We’re heading inland a bit now, but with good reason. Today’s town of Besalú has its origins in the Castle of Besalú, the existence of which was already documented as far back as the 10th century, and its ancient city walls which date back to the 12th century. Although most of the original castle is no longer there, the layout of the town and its architecture are straight from medieval times. The most emblematic structure is undoubtedly the bridge, with its seven arches and two towers. Inside the old town, you’ll find the old Jewish quarter with its narrow streets, synagogue and purification baths, a monastery and a church, making Besalú one of the best-preserved examples of a medieval Catalan town.

Castell de Montgrí
Construction began on what was to be a military fortress in 1292 during a local confrontation between rival local nobles. It was never finished however as the dispute in question came to an end in 1301 and construction ceased. The shell of the castle (i.e. the 13m walls and the four towers) is complete and if you visit here you’ll wonder why they never finished the rest, war or no war, as the views are only breathtaking from its altitude of 315m. You can drive almost all the way to the top but there are some lovely walks up that are worth considering too.

Castell de Begur
Built on the site of an ancient pre-Roman town, all that’s left of this 11th century castle are the battlements and the ruins of what was once a tower. Begur Castle is worth a visit mostly for (you’ve guessed it) the stunning views from the hill it is situated on. It’s no coincidence that these medieval lords built their castles on high ground – they had no drones then!

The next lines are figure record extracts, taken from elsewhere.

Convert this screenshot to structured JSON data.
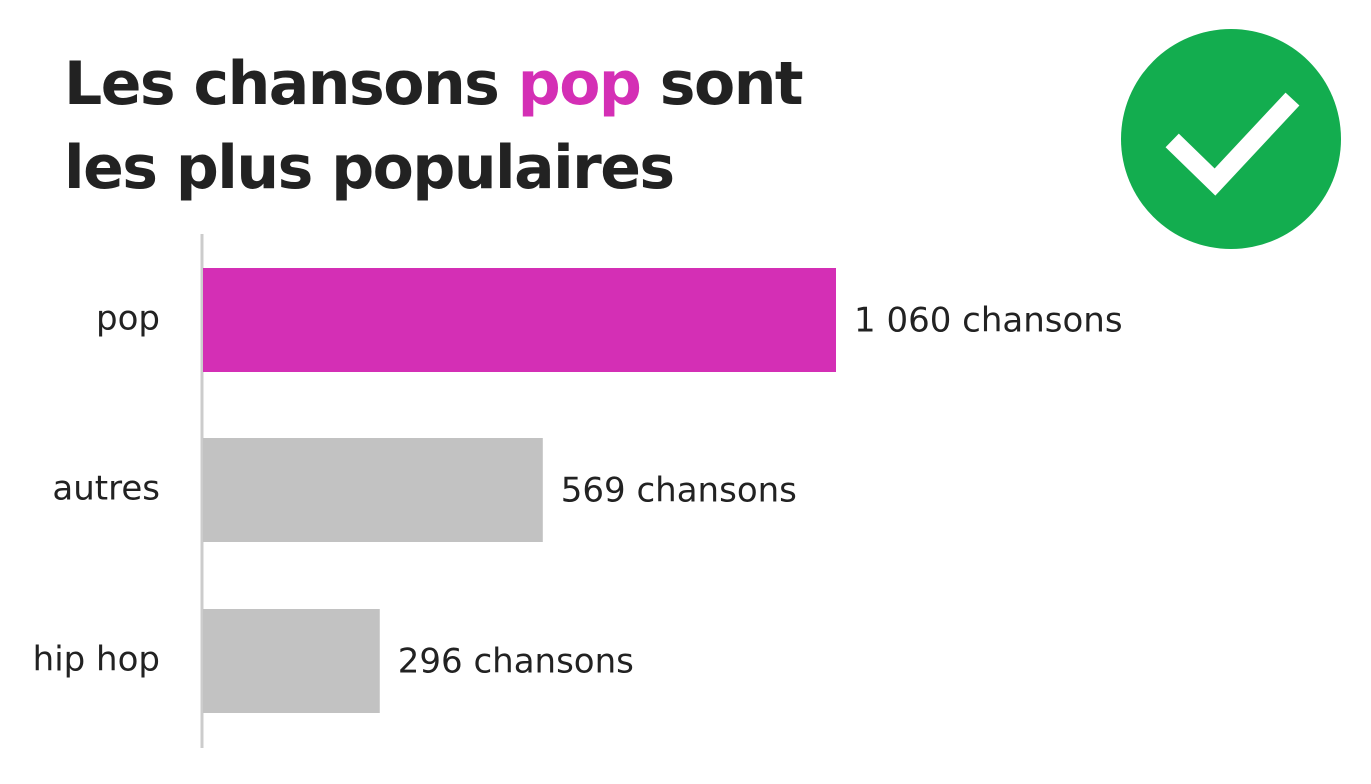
{
  "title": {
    "line1_before": "Les chansons ",
    "line1_highlight": "pop",
    "line1_after": " sont",
    "line2": "les plus populaires"
  },
  "badge": {
    "icon": "check-icon",
    "color": "#13AD4F"
  },
  "colors": {
    "highlight": "#D42FB5",
    "other": "#C2C2C2",
    "axis": "#CCCCCC"
  },
  "chart_data": {
    "type": "bar",
    "orientation": "horizontal",
    "categories": [
      "pop",
      "autres",
      "hip hop"
    ],
    "values": [
      1060,
      569,
      296
    ],
    "value_labels": [
      "1 060 chansons",
      "569 chansons",
      "296 chansons"
    ],
    "highlight_category": "pop",
    "xlabel": "",
    "ylabel": "",
    "xlim": [
      0,
      1060
    ],
    "grid": false,
    "legend": "none"
  }
}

Begur is a destination in itself too but we won’t go into detail here as you can have a read of our previous blog (if you’re interested) in which we go into some of the history of this beautiful wee town.

Castell de Sant Esteve
Situated right on the coast at beautiful La Fosca beach in Palamós, this castle was built on the site of a Roman villa, which itself was built on what had been an Iberian settlement. It changed hands many times over the centuries until it was mostly destroyed during the Remences Wars in the late 1400s and was abandoned until the 16th century when it became a farmhouse. It also doubled as a lookout post at a time when raids by North African pirates were a constant threat. It remained a farmhouse until the middle of last century when it was abandoned again (hard to understand why in such a gorgeous location!) and fell into disrepair until restoration work began in 2011. A visit here doesn’t take long and is ideally combined with a day at the beach.

Castell de Calonge
Even closer to home in the village of Calonge, this castle was built in stages over the centuries and was also damaged during the War of Remences but was restored almost immediately. It has been put to various uses during its history, including a theatre and a casino but now belongs to the Generalitat de Catalunya. For 50 years, from 1968 until last year, the castle hosted the Music Festival of Calonge making it one of the oldest festivals of Catalunya. Apparently, the plan from now on is to offer concerts at various times throughout the year rather than one big festival, so keep an eye on the calendar. You never know who might show up!

Tossa de Mar
The area around Tossa has been inhabited since at the least the Neolithic period (which began about 12,000 years ago) but it wasn’t until the 12th century that the medieval walled town was built with a castle on its highest point. The castle was later replaced, first by a windmill and then by a still-operational lighthouse. Situated at one end of a beach with views over the bay, Tossa de Mar is the only example of a fortified medieval village that still exists on the Catalan coast and it too played its role in defending against pirates. Perfectly preserved since the 14th century this walled medieval town (although strictly speaking not a castle) makes for the perfect day trip with its battlements, parapets and towers and its cobblestone streets – and the beach!